The regulatory gap has a cascading impact on the entire innovation ecosystem — from venture capital availability to talent retention — and explains why some of India’s most valuable biotech innovation ends up being monetised abroad, she said.
Why Biocon spun off Bicara in the US?
Mazumdar‑Shaw cited her experience of Bicara Therapeutics, a Boston‑based oncology company spun off from Biocon’s in‑house research.
“All the R&D happened in India but we decided to create the company in the US because India does not value innovation the way the US does,” she said.
Bicara, which focuses on a bispecific antibody for cancer, went public in the US two years ago and is now valued at over $1 billion, despite still being a clinical‑stage company. Its lead asset is in pivotal studies and could enter the market within the next two to three years, she said.
“The reason it is valued where it is, is because the data looks so good,” Mazumdar‑Shaw said. US capital markets are designed to price scientific promise — not just current revenues, she said, adding India’s long gestation periods deter investors. “VCs need an exit route,” she said. “If there’s no listing pathway, why would they stay invested for 10–12 years?”
Bicara Therapeutics, founded in 2020, focuses on first-in-class bifunctional antibodies for cancer. Before its $362-million Nasdaq IPO on September 13, 2024, it raised over $353 million privately. Its lead product is ficerafusp alfa (BCA101), targeting EGFR/TGF-β. Biocon's holding dropped below 20% post-2023 funding. As of early 2026, BCA101 is in advanced clinical development Phase 1/1b and moving toward Phase 2/3.
No dearth of innovation, India lacks ecosystem
Mazumdar‑Shaw rejected the claim that India lacks innovation.

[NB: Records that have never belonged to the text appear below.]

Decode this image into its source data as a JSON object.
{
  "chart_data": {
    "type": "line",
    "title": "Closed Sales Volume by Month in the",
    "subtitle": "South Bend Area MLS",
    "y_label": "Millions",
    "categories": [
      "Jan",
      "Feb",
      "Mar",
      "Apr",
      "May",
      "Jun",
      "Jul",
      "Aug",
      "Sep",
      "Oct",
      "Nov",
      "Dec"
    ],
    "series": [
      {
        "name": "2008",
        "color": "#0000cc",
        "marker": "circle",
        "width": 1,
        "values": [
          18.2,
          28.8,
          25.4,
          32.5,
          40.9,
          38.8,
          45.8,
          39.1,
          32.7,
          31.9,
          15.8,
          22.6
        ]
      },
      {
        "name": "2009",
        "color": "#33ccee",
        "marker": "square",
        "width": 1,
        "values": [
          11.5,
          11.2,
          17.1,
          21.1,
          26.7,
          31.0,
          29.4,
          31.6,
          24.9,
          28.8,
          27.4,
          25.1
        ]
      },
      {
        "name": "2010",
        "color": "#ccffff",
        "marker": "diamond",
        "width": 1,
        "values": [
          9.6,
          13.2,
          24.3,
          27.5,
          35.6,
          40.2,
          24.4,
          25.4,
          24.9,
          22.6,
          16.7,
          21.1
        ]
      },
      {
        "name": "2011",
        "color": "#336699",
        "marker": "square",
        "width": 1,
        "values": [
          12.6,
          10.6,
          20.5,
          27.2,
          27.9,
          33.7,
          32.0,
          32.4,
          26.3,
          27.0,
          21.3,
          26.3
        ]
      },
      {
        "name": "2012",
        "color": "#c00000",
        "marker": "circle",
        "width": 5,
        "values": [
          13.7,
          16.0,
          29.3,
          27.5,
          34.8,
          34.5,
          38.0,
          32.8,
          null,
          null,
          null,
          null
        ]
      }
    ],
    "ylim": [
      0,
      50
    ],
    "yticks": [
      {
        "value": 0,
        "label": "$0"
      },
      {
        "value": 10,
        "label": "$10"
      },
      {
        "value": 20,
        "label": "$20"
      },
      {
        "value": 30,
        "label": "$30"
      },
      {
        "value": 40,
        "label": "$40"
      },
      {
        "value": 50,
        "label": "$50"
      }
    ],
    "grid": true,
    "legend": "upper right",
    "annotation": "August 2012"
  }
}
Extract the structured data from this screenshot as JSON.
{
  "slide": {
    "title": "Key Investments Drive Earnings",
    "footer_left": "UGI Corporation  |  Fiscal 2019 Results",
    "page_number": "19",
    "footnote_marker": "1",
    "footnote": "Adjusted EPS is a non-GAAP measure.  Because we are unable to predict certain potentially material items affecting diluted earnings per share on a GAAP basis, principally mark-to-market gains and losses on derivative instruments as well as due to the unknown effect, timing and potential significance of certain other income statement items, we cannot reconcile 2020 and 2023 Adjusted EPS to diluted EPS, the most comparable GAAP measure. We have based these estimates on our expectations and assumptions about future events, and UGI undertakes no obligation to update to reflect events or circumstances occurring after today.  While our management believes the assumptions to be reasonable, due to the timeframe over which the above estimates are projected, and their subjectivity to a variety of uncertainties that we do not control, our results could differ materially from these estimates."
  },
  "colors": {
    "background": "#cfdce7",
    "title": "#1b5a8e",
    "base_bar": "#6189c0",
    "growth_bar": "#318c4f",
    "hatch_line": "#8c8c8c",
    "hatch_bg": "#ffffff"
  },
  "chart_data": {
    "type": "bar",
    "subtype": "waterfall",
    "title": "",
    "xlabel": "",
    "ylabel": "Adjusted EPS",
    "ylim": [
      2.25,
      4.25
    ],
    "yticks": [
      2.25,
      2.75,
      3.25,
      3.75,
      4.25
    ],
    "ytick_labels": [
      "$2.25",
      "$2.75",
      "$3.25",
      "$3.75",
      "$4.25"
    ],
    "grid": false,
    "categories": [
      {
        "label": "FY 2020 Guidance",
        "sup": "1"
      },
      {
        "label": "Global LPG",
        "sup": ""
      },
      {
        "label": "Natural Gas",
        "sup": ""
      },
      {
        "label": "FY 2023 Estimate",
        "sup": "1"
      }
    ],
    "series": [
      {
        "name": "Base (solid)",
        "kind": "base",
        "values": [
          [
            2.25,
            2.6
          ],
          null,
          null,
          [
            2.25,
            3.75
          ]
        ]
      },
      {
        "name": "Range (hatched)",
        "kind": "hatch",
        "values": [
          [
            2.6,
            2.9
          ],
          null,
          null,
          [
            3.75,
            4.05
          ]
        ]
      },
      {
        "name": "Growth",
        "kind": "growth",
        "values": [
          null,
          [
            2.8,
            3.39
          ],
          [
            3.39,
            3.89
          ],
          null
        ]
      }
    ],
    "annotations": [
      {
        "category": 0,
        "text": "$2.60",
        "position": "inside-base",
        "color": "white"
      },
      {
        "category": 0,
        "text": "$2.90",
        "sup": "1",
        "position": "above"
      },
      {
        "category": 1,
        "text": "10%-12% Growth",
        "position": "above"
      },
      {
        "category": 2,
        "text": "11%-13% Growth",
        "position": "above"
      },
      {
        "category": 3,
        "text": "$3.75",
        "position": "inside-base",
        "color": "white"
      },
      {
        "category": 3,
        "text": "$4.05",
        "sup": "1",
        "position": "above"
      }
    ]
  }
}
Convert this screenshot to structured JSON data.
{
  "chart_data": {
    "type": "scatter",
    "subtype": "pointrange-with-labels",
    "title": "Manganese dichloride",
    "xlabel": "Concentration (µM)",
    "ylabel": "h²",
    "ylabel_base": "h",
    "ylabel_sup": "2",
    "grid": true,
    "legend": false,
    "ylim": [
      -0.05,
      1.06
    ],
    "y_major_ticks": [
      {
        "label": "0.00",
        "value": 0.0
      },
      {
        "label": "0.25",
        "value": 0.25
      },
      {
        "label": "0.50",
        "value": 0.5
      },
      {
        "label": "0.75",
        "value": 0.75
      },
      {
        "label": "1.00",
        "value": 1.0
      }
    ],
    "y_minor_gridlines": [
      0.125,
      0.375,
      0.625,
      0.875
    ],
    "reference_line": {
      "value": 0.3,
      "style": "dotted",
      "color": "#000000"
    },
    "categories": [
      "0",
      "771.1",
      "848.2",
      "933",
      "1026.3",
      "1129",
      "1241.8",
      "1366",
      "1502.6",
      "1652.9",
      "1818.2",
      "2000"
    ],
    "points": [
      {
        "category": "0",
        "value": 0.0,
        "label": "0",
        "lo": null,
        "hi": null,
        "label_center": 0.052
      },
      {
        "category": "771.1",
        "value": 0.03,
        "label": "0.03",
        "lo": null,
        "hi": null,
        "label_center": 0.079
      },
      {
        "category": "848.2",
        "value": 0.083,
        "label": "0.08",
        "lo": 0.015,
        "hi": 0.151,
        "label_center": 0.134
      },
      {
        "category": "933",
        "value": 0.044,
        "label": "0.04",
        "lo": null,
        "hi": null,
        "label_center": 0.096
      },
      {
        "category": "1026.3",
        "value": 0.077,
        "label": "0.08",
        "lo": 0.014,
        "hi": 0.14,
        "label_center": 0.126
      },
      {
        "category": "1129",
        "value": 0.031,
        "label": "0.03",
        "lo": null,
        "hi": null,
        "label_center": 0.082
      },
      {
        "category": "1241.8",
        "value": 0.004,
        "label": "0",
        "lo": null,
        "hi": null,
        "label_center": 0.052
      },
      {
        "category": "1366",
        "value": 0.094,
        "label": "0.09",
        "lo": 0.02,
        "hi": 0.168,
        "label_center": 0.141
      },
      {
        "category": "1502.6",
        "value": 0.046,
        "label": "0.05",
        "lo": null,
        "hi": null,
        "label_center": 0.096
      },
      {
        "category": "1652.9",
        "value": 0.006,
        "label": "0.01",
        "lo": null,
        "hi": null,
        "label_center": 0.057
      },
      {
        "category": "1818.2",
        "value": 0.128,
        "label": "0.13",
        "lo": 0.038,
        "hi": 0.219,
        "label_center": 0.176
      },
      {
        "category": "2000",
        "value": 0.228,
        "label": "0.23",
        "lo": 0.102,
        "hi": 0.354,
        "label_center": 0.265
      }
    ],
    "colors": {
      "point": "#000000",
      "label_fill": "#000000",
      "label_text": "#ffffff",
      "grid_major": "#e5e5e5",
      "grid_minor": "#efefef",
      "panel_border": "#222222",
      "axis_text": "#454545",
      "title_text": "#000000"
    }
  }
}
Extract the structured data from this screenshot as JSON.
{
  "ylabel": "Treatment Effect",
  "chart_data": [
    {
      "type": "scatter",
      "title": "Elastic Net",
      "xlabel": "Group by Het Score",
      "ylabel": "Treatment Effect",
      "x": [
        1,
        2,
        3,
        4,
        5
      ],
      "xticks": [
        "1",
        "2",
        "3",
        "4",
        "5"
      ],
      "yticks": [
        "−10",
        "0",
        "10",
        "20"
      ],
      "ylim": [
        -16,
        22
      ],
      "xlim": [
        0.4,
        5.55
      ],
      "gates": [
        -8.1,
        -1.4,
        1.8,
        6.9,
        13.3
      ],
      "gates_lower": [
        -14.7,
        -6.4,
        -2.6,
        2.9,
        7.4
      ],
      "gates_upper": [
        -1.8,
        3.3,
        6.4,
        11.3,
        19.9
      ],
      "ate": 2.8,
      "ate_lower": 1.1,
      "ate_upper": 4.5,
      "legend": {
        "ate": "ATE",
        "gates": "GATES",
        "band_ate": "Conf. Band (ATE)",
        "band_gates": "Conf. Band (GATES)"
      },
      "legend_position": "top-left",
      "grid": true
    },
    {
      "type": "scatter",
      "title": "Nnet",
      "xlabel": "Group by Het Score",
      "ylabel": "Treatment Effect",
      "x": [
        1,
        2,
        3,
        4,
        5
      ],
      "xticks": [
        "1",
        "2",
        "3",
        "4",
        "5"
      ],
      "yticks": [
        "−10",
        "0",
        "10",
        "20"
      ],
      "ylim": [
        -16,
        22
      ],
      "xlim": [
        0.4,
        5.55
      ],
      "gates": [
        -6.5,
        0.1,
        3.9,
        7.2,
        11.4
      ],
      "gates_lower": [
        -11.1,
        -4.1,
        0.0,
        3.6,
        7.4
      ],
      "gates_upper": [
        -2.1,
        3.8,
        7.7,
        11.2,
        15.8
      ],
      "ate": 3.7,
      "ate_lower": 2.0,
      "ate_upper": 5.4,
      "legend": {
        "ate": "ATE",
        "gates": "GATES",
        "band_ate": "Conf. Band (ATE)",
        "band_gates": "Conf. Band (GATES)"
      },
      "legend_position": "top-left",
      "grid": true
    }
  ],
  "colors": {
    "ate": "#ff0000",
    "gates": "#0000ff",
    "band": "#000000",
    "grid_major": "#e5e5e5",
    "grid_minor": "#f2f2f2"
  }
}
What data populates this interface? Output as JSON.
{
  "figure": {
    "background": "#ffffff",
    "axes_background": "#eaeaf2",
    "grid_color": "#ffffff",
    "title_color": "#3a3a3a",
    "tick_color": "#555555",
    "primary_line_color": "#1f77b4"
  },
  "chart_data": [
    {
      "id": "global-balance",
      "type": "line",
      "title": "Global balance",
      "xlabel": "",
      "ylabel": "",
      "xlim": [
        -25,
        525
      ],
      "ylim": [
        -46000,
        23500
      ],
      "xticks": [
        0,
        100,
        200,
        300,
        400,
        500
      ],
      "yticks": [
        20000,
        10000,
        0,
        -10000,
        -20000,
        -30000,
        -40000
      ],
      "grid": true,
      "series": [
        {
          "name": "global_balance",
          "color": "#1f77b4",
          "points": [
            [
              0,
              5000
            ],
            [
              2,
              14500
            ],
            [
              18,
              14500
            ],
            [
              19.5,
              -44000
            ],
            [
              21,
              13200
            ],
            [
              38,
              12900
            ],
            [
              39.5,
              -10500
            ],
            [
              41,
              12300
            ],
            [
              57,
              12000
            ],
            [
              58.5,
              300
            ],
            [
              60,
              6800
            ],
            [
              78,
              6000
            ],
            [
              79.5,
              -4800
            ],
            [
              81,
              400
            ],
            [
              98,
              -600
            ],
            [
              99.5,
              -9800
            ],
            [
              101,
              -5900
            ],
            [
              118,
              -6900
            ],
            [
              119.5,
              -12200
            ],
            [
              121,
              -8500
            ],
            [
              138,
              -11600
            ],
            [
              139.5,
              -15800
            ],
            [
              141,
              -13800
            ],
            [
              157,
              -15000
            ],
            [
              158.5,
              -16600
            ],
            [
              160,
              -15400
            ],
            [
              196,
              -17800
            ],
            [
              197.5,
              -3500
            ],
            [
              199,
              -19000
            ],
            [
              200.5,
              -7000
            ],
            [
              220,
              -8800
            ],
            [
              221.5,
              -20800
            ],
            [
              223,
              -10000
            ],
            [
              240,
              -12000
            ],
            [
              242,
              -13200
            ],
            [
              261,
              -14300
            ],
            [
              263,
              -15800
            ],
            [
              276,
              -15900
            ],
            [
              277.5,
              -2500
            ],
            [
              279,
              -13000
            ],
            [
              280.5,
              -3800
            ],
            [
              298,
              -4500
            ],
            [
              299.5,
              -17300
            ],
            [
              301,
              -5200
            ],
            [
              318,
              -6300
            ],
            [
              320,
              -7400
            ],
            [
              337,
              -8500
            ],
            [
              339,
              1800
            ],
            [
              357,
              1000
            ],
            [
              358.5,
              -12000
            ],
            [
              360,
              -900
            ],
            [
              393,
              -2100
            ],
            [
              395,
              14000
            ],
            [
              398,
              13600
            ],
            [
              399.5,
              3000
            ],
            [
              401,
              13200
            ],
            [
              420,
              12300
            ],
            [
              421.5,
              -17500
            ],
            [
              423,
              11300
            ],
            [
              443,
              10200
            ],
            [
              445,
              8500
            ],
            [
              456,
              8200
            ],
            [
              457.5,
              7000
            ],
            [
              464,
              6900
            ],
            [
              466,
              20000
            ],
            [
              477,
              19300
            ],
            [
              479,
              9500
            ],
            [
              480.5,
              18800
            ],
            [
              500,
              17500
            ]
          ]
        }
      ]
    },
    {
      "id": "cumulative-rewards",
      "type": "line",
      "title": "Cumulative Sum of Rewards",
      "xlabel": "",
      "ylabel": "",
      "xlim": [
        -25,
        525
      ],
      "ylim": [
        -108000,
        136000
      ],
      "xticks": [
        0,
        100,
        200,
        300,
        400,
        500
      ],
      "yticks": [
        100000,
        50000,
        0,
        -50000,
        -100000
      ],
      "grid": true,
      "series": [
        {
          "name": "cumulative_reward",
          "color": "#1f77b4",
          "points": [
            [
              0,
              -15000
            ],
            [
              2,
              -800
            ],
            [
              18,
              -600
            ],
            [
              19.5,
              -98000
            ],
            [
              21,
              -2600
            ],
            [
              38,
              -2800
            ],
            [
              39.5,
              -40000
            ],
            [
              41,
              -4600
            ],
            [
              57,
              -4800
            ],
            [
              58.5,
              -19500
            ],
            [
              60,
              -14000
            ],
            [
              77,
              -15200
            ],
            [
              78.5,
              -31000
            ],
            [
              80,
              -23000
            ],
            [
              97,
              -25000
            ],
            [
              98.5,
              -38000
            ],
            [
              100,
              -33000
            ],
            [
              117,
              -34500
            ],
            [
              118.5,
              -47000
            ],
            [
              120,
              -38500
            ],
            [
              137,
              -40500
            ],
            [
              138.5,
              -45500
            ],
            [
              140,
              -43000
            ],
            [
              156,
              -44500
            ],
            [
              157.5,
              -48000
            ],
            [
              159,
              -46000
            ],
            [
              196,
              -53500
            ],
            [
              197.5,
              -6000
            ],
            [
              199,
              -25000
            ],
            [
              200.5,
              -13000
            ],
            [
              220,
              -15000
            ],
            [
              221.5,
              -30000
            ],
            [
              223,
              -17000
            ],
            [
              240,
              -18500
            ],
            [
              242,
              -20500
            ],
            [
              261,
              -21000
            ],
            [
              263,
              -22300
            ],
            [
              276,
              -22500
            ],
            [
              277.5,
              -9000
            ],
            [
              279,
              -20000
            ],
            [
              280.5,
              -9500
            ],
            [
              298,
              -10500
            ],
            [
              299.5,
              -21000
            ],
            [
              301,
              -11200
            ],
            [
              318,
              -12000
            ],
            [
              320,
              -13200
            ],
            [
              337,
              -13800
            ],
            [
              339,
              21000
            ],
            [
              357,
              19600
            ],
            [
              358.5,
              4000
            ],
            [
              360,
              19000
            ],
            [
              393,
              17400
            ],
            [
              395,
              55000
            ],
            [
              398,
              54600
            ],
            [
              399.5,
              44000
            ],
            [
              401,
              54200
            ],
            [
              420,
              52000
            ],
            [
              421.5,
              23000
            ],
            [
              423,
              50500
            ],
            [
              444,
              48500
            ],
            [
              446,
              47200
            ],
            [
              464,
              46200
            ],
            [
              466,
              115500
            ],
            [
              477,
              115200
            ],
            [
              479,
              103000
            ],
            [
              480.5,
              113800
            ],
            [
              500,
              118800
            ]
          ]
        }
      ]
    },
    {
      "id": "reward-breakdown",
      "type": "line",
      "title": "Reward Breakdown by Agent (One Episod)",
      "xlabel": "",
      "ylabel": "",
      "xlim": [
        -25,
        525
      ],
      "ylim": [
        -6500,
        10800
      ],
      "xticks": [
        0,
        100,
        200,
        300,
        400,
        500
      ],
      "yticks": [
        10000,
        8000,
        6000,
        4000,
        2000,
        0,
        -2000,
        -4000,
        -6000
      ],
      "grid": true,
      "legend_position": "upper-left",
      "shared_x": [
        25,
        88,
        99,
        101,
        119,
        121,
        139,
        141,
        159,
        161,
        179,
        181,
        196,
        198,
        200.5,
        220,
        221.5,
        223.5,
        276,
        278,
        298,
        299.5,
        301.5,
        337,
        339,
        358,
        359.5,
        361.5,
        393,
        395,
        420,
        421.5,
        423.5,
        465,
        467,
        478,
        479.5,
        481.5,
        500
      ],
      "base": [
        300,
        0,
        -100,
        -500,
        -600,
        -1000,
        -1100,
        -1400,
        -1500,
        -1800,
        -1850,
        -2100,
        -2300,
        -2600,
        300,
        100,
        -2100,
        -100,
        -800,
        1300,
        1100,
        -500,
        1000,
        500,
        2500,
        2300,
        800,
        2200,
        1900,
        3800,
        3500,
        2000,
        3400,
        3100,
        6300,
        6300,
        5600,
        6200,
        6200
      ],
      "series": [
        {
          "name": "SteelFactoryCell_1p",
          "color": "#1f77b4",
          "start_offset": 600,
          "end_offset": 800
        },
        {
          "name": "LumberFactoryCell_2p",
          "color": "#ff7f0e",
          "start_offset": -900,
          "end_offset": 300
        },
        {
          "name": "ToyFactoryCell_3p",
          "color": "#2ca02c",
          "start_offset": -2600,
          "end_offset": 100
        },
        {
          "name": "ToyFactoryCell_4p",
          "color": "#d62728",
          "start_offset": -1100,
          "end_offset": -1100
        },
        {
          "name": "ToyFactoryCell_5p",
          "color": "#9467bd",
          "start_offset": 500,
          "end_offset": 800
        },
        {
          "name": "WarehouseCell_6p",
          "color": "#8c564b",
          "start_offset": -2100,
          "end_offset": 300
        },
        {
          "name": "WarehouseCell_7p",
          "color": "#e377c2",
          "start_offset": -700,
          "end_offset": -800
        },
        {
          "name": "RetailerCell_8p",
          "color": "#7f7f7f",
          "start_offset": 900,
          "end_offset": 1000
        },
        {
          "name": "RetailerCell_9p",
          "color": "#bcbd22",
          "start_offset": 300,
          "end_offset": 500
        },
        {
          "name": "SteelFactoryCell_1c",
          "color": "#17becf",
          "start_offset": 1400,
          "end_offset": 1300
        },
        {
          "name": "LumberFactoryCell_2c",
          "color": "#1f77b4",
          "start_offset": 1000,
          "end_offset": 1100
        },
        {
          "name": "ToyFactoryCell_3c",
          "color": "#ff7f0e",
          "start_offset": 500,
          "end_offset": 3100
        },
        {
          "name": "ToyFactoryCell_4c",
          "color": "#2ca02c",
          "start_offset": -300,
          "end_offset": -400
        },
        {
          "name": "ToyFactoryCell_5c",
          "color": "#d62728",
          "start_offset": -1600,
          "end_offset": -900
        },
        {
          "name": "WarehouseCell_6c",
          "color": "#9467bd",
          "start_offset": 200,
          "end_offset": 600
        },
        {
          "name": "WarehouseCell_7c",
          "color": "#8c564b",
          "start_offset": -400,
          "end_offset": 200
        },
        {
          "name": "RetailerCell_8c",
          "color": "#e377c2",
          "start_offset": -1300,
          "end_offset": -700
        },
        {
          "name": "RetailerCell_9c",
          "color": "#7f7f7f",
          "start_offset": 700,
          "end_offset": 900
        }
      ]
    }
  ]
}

She pointed to Biocon’s track record in biosimilars and insulins and to other Indian companies building cutting‑edge platforms in cell therapy, biologics and peptides.
“There is no dearth of innovation in India,” she said. “What we lack is the ecosystem.”
Risk capital willing to back long‑cycle science, a regulatory framework that keeps pace with new technologies and capital‑market rules that allow early‑stage biotech companies to list, are three missing pillars for the innovation ecosystem.
Without these, India risks remaining a manufacturing and services hub rather than an innovation powerhouse, she said.
“If we can create this ecosystem, innovation itself can become a $100‑billion valuation opportunity in the next few years,” Mazumdar‑Shaw said.
While welcoming government schemes such as R&D incentives, production‑linked incentive (PLI) and Rs 10,000 crore Bioshakti programmes, she cautioned against spreading support too thinly.
“Support cannot be like confetti,” she said. “You have to build scale.” Strategic prioritisation, focusing on areas where India can lead globally, is essential to converting public funding into commercial success.
She also urged regulators and policymakers to understand that biopharma innovation does not follow the same timelines as IT or consumer tech. “This is not a delivery app,” she said. “The lab‑to‑market journey is long.”
“If India wants innovation‑led companies,” Mazumdar‑Shaw said, “it has to create systems that allow them to be born, survive and scale — here".